Not that they were asked, but consultants hired to evaluate the work of the Washington State Transportation Commission, essentially concluded in a draft report that many of its responsibilities could be transferred to the state Department of Transportation or other agencies, raising the question of whether the commission should continue at all.
When the Legislature’s Joint Transportation Committee receives the final report in December, lawmakers need to carefully consider the future of the state’s best connection to citizen input on what should happen with our roads, bridges, ferries and more.
Shifting much of its work to other agencies is likely to further limit the public’s input into transportation planning and policy at a time when that input is most important, especially on how residents and businesses fund the transporation infrastructure on which we all rely.
The state Transportation Commission is a seven-member panel of citizens, each appointed by the governor, and joined by one representative each from the governor’s office and the state Department of Transportation. The committee is responsible, through its communication and outreach to state residents, for setting statewide transporation planning and policy for the Department of Transportation’s implementation; setting tolls for highways and bridges and fares for Washington State Ferries; and offering policy guidance to the governor and Legislature.
But aside from its authority to set tolls and ferry fares, the report by Morningside Research and Consulting of Texas, recommends ending the commission’s responsibility for those tasks.
As reported earlier this month by The Herald’s Jerry Cornfield, Morningside wasn’t tasked with weighing in on whether the commission should continue or not. But their recommendations inevitably led to the unofficial conclusion to “abolish this agency and move the functions elsewhere,” a Gateway partner said during a public hearing to release the draft report.

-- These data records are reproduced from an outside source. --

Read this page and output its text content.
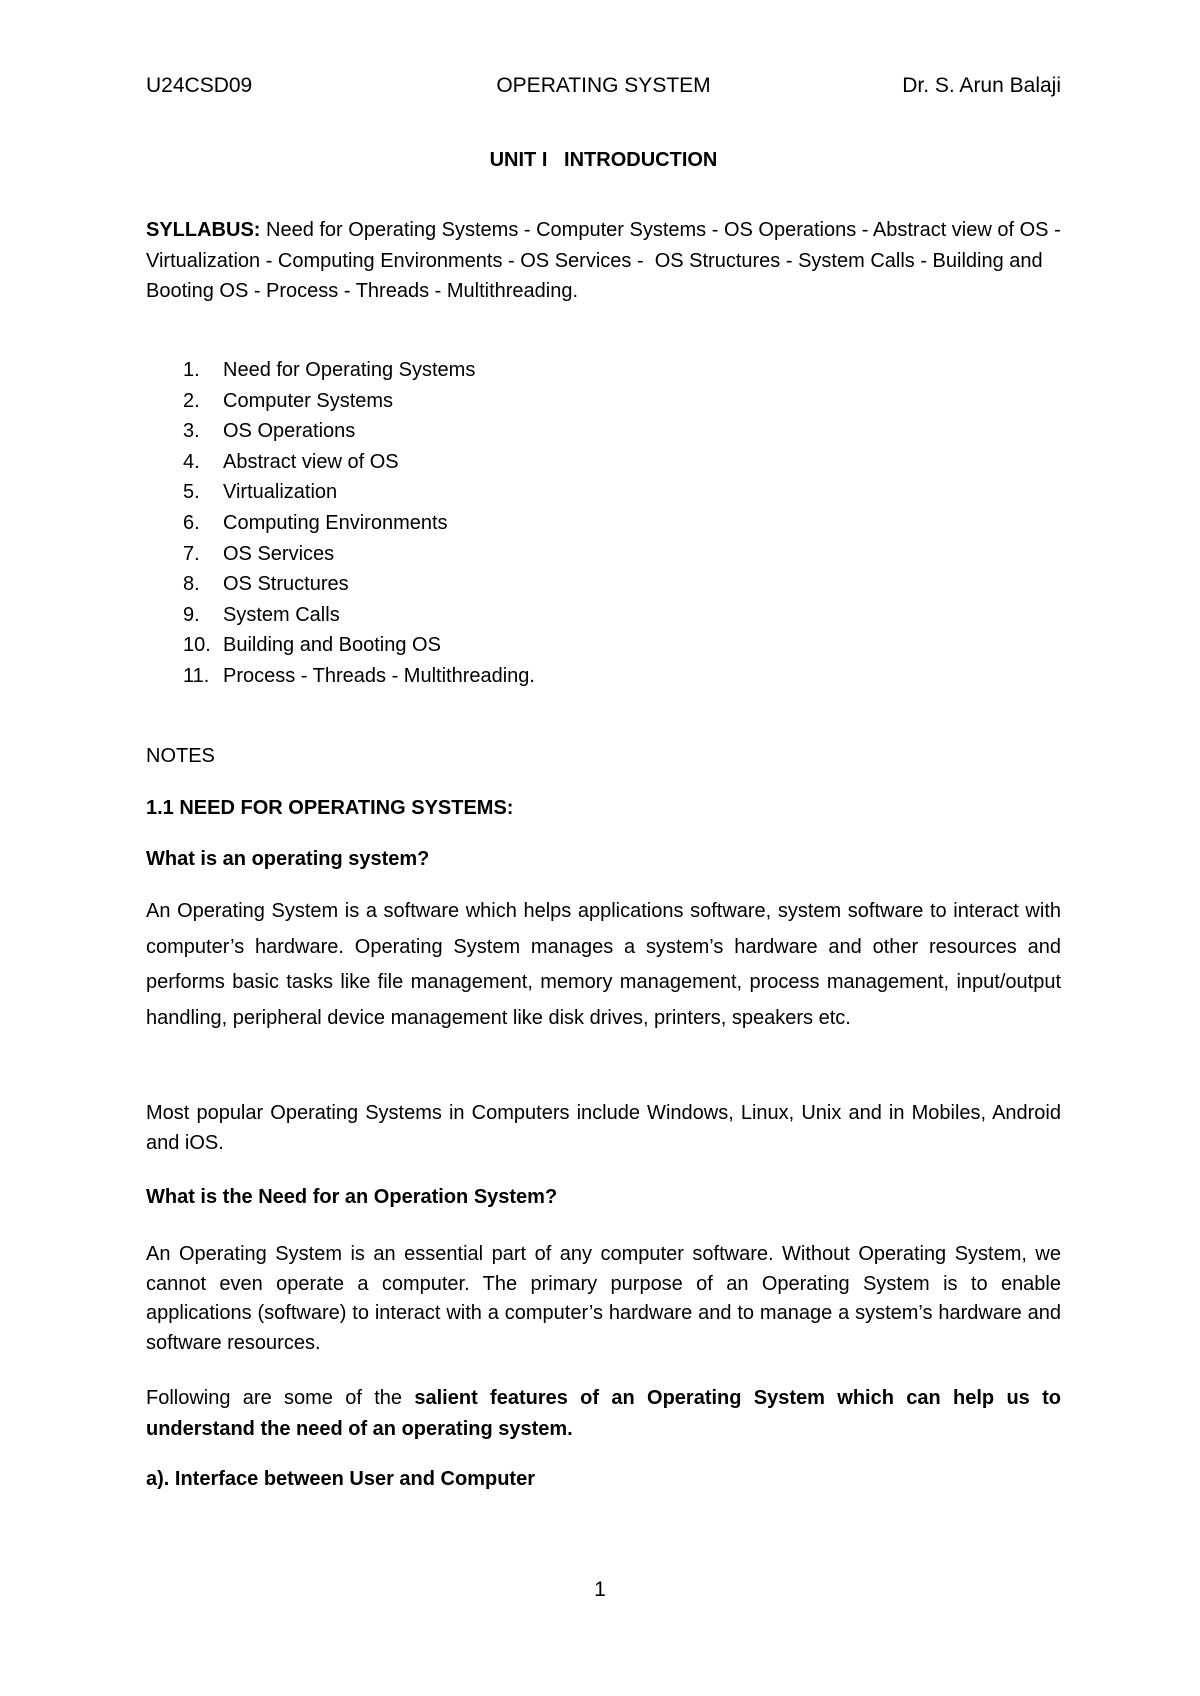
U24CSD09	OPERATING SYSTEM	Dr. S. Arun Balaji
UNIT I   INTRODUCTION
SYLLABUS: Need for Operating Systems - Computer Systems - OS Operations - Abstract view of OS - Virtualization - Computing Environments - OS Services -  OS Structures - System Calls - Building and Booting OS - Process - Threads - Multithreading.
1.	Need for Operating Systems
2.	Computer Systems
3.	OS Operations
4.	Abstract view of OS
5.	Virtualization
6.	Computing Environments
7.	OS Services
8.	OS Structures
9.	System Calls
10. Building and Booting OS
11. Process - Threads - Multithreading.
NOTES
1.1 NEED FOR OPERATING SYSTEMS:
What is an operating system?
An Operating System is a software which helps applications software, system software to interact with computer’s hardware. Operating System manages a system’s hardware and other resources and performs basic tasks like file management, memory management, process management, input/output handling, peripheral device management like disk drives, printers, speakers etc.
Most popular Operating Systems in Computers include Windows, Linux, Unix and in Mobiles, Android and iOS.
What is the Need for an Operation System?
An Operating System is an essential part of any computer software. Without Operating System, we cannot even operate a computer. The primary purpose of an Operating System is to enable applications (software) to interact with a computer’s hardware and to manage a system’s hardware and software resources.
Following are some of the salient features of an Operating System which can help us to understand the need of an operating system.
a). Interface between User and Computer
1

The problems, as Gateway outlined in its report, include overlap and duplication on policy and planning, community engagement and special studies and projects between the Transportation Commission and the state Department of Transportation.
It isn’t that the Transportation Commission does a poor job of outreach to state residents; the report notes that the commission offers a “welcoming venue” for comment from local governments and the public and does better at that level of connection than does the Department of Transportation. But at the same time, its work is not receiving significant attention from policy makers in the Legislature, nor cooperation from the Department of Transportation.
The limitation of its voice, in particular with lawmakers, stretches back to 2005, when the Legislature removed the commission’s authority to appoint the state transportation secretary and made the Department of Transportation a cabinet agency under the governor.
That move, however, has left the transportation department open to political maneuvering, such as when Senate Republicans ousted Transportation Secretary Lynn Peterson in 2016, a position she had held for three year as she waited for Senate confirmation. Republican senators were hard-pressed to voice a particular problem with Peterson and appeared more motivated by election-year politics.
The report’s findings do offer a needed review of what works and doesn’t work for the commission. And re-evaluating the role and responsibilities of the commission is worth an examination, but not if the recommendation risks removing a clear path of communication between state residents, the government and its transportation agency.
Rep. Dave Hayes, R-Camano Island, has come to the commission’s defense.
“The commission is a heck of a lot better at listening to the citizens,” Hayes told The Herald, adding that the Department of Transportation, in his view, is less interested in advice from the community.
If there are communication problems among the Transportation Commission, the Department of Transportation and state government’s legislative and executive branches, removing the authority of the commission — as well as the state’s most direct link to the public — might result in some efficiency and cost-savings but could come at the loss of direct input from the public and local governments.
Where there are problems, provide the Transportation Commission the resources and authority it needs to do its job. Don’t put it on a dead-end road.